Status of procurement project NIRD2020 as of December 2020
After an intensive exploration of the user’s needs, we are now focusing on exploring the market to identify solutions that could best address those needs.
The planning phase of the NIRD2020 project has produced a detailed mapping of the needs of the users with regard to present and future needs for storage and storage services. Starting from this analysis, we have been contacting several storage providers to do an exploration of the market. The storage companies were selected from to the magic quadrant for primary storage of the Gartner evaluation from 2019, according to the user’s requirements.
The first round of market exploration was done in October-December. If necessary, follow-up meetings will be conducted with some of the vendors to deep-dive into some of the specific solutions.
One objective for this status report is to inform all the possible interested vendors about the process and disseminate the same information to everyone, including the vendors who have not been directly contacted.
We make our users, stakeholders and possible vendors aware that we are planning to execute the procurement in the first half of 2021.
Current NIRD architecture
Although the next-generation storage is not necessarily meant to follow the same architectural design, it is worth getting acquainted with the current NIRD architecture and usage trend:
Users are primarily scientists from public research and education institutions in Norway. Data are not homogenous and comes from different users/user groups and are owned by different users/institutions. NIRD is utilized for project storage and related snapshots, backup of selected areas from the HPC’s high-performance file systems, administrative data, and data in the research data archive.

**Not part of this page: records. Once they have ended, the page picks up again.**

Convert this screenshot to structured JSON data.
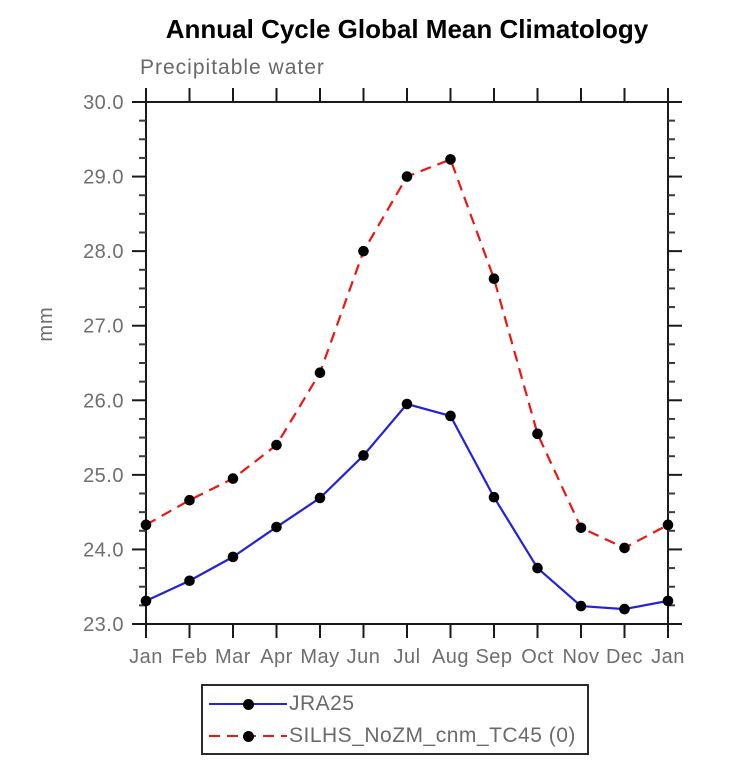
{
  "chart_data": {
    "type": "line",
    "title": "Annual Cycle Global Mean Climatology",
    "subtitle": "Precipitable water",
    "ylabel": "mm",
    "x_categories": [
      "Jan",
      "Feb",
      "Mar",
      "Apr",
      "May",
      "Jun",
      "Jul",
      "Aug",
      "Sep",
      "Oct",
      "Nov",
      "Dec",
      "Jan"
    ],
    "ylim": [
      23.0,
      30.0
    ],
    "ytick_step": 1.0,
    "ytick_minor_step": 0.25,
    "yticks": [
      {
        "v": 23.0,
        "label": "23.0"
      },
      {
        "v": 24.0,
        "label": "24.0"
      },
      {
        "v": 25.0,
        "label": "25.0"
      },
      {
        "v": 26.0,
        "label": "26.0"
      },
      {
        "v": 27.0,
        "label": "27.0"
      },
      {
        "v": 28.0,
        "label": "28.0"
      },
      {
        "v": 29.0,
        "label": "29.0"
      },
      {
        "v": 30.0,
        "label": "30.0"
      }
    ],
    "grid": false,
    "legend_position": "bottom",
    "axis_color": "#1a1a1a",
    "tick_label_color": "#6e6e6e",
    "series": [
      {
        "name": "JRA25",
        "color": "#2222dd",
        "line_style": "solid",
        "marker": "filled-circle",
        "marker_color": "#000000",
        "values": [
          23.31,
          23.58,
          23.9,
          24.3,
          24.69,
          25.26,
          25.95,
          25.79,
          24.7,
          23.75,
          23.24,
          23.2,
          23.31
        ]
      },
      {
        "name": "SILHS_NoZM_cnm_TC45 (0)",
        "color": "#ee1512",
        "line_style": "dashed",
        "marker": "filled-circle",
        "marker_color": "#000000",
        "values": [
          24.33,
          24.66,
          24.95,
          25.4,
          26.37,
          28.0,
          29.0,
          29.23,
          27.63,
          25.55,
          24.29,
          24.02,
          24.33
        ]
      }
    ]
  }
}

The data growth has shown an exponential trend, moving from 2.5PB in 2014 up to 24PB in 2020 (including primary storage and second replica for disaster recovery).
The majority of data on NIRD are very seldomly accessed (approximately 70% has not been accessed during the last 6 months), while 6-10% of the data are accessed and consumed regularly possibly directly on NIRD (through the so called NIRD Service Platform, a Kubernetes cluster for data analytics) or by staging them on the HPC file systems.

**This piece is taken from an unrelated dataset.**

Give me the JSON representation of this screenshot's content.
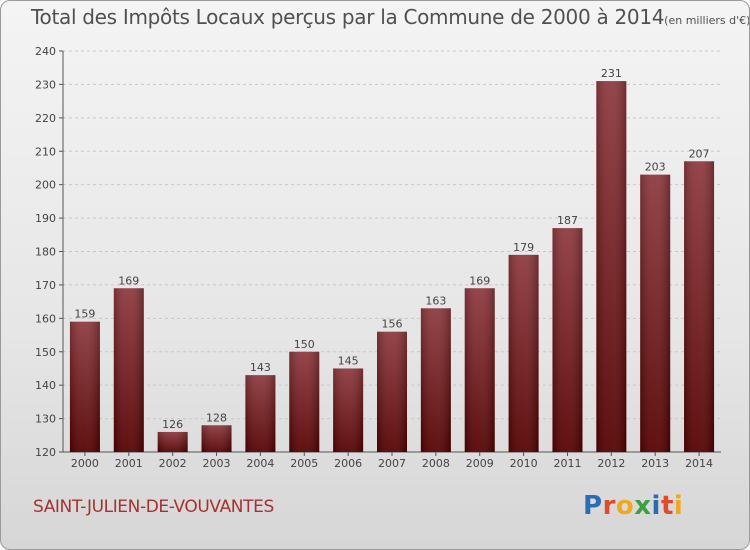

Architectural Principles for the future NIRD
- User in Focus - User’s requirements are central in the design of the NIRD2020 architecture
- Performance and Efficiency – Storage fits for the purpose
- Easy to Scale, Adapt and Change - The architecture of NIRD2020 shall be scalable, manageable and modular by design in order to allow easy adaptation to the evolving needs, and the evolving scientific computing paradigms and technologies.

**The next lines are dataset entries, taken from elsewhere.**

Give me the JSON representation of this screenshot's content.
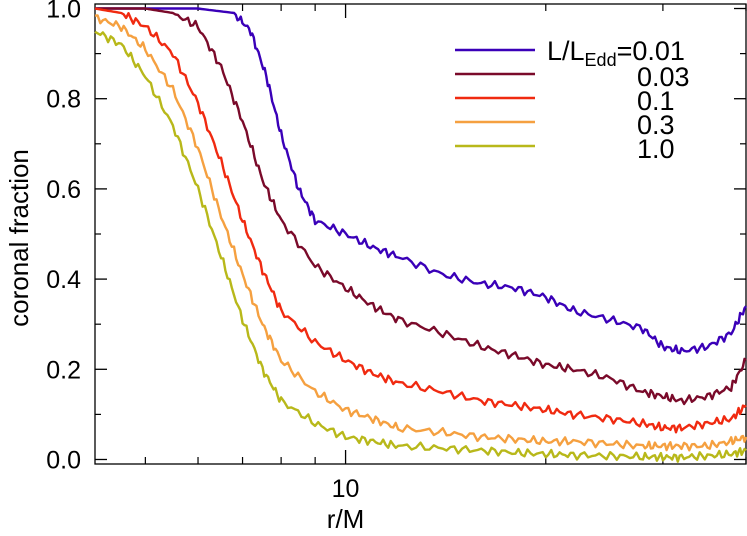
{
  "chart_data": {
    "type": "line",
    "xlabel": "r/M",
    "ylabel": "coronal fraction",
    "xscale": "log",
    "xlim": [
      4.2,
      40
    ],
    "ylim": [
      -0.01,
      1.01
    ],
    "yticks": [
      0.0,
      0.2,
      0.4,
      0.6,
      0.8,
      1.0
    ],
    "yticklabels": [
      "0.0",
      "0.2",
      "0.4",
      "0.6",
      "0.8",
      "1.0"
    ],
    "xticks_major": [
      10
    ],
    "xticklabels": [
      "10"
    ],
    "xticks_minor": [
      5,
      6,
      7,
      8,
      9,
      20,
      30,
      40
    ],
    "grid": false,
    "legend_placement": "top-right",
    "legend_title": "L/L",
    "legend_title_sub": "Edd",
    "series": [
      {
        "name": "=0.01",
        "color": "#3a00b8",
        "x": [
          4.2,
          5,
          6,
          6.8,
          7.2,
          7.6,
          8.0,
          8.5,
          9.0,
          10,
          11,
          12,
          14,
          16,
          18,
          20,
          22,
          25,
          28,
          30,
          32,
          35,
          38,
          40
        ],
        "y": [
          1.0,
          1.0,
          1.0,
          0.99,
          0.95,
          0.85,
          0.72,
          0.6,
          0.53,
          0.5,
          0.47,
          0.45,
          0.41,
          0.39,
          0.38,
          0.36,
          0.33,
          0.31,
          0.29,
          0.25,
          0.24,
          0.25,
          0.28,
          0.34
        ]
      },
      {
        "name": "0.03",
        "color": "#7a0a2a",
        "x": [
          4.2,
          5,
          5.5,
          6.0,
          6.5,
          7.0,
          7.5,
          8.0,
          9.0,
          10,
          11,
          12,
          14,
          16,
          18,
          20,
          22,
          25,
          28,
          30,
          32,
          35,
          38,
          40
        ],
        "y": [
          1.0,
          1.0,
          0.99,
          0.96,
          0.87,
          0.75,
          0.62,
          0.53,
          0.43,
          0.38,
          0.34,
          0.31,
          0.28,
          0.25,
          0.23,
          0.21,
          0.2,
          0.18,
          0.15,
          0.14,
          0.13,
          0.14,
          0.16,
          0.22
        ]
      },
      {
        "name": "0.1",
        "color": "#f02a10",
        "x": [
          4.2,
          4.6,
          5.0,
          5.5,
          6.0,
          6.5,
          7.0,
          7.5,
          8.0,
          9.0,
          10,
          11,
          12,
          14,
          16,
          18,
          20,
          22,
          25,
          28,
          30,
          32,
          35,
          38,
          40
        ],
        "y": [
          1.0,
          0.99,
          0.96,
          0.9,
          0.79,
          0.66,
          0.53,
          0.42,
          0.33,
          0.26,
          0.22,
          0.19,
          0.17,
          0.15,
          0.13,
          0.12,
          0.11,
          0.1,
          0.09,
          0.08,
          0.07,
          0.07,
          0.08,
          0.09,
          0.12
        ]
      },
      {
        "name": "0.3",
        "color": "#f5a040",
        "x": [
          4.2,
          4.6,
          5.0,
          5.5,
          6.0,
          6.5,
          7.0,
          7.5,
          8.0,
          9.0,
          10,
          11,
          12,
          14,
          16,
          18,
          20,
          22,
          25,
          28,
          30,
          32,
          35,
          38,
          40
        ],
        "y": [
          0.98,
          0.96,
          0.91,
          0.82,
          0.69,
          0.54,
          0.41,
          0.3,
          0.22,
          0.15,
          0.11,
          0.09,
          0.07,
          0.06,
          0.05,
          0.045,
          0.04,
          0.04,
          0.035,
          0.03,
          0.03,
          0.03,
          0.03,
          0.04,
          0.05
        ]
      },
      {
        "name": "1.0",
        "color": "#b8b81a",
        "x": [
          4.2,
          4.6,
          5.0,
          5.5,
          6.0,
          6.5,
          7.0,
          7.5,
          8.0,
          9.0,
          10,
          11,
          12,
          14,
          16,
          18,
          20,
          22,
          25,
          28,
          30,
          32,
          35,
          38,
          40
        ],
        "y": [
          0.95,
          0.92,
          0.85,
          0.74,
          0.6,
          0.45,
          0.31,
          0.2,
          0.13,
          0.08,
          0.05,
          0.04,
          0.03,
          0.025,
          0.02,
          0.015,
          0.012,
          0.01,
          0.008,
          0.006,
          0.005,
          0.005,
          0.008,
          0.012,
          0.02
        ]
      }
    ]
  }
}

- Interoperability - NIRD2020 will be placed in a complex landscape, where data-centric design must be correlated with the increasing need for connecting remote heterogeneous data and services across institutions and multiple locations (in Norway or abroad).
The next generation NIRD will be placed in an evolving environment, old HPC machines will be decommissioned and new bigger ones will be placed in locations different from the current locations. Although it would be ideal to have a single location for the NIRD2020 storage infrastructure, the dispersed location of the HPC systems will also require some degree of sparsity for some of the NIRD2020 components to facilitate interoperability with the HPC high-performance storage systems.
Investigating Possible Solutions
The NIRD2020 project is currently exploring the market to understand the technology available to support:
- Storage for different purposes – active, inactive, integrity and disaster recovery
- Cost-effective storage solutions
- Support for data management
- Interoperability framework towards HPC-storage and other storage solutions
- Unified namespace across different domains (possibly distributed over several geographical locations).
We are working hard to procure the next-generation national storage infrastructure that fulfils existing, emerging and future user needs, while ensuring the scalability, reliability, flexibility and cost-effectiveness of the solution.
Our ambition is to complete the market exploration during January 2021 and proceed to the tendering process in early spring.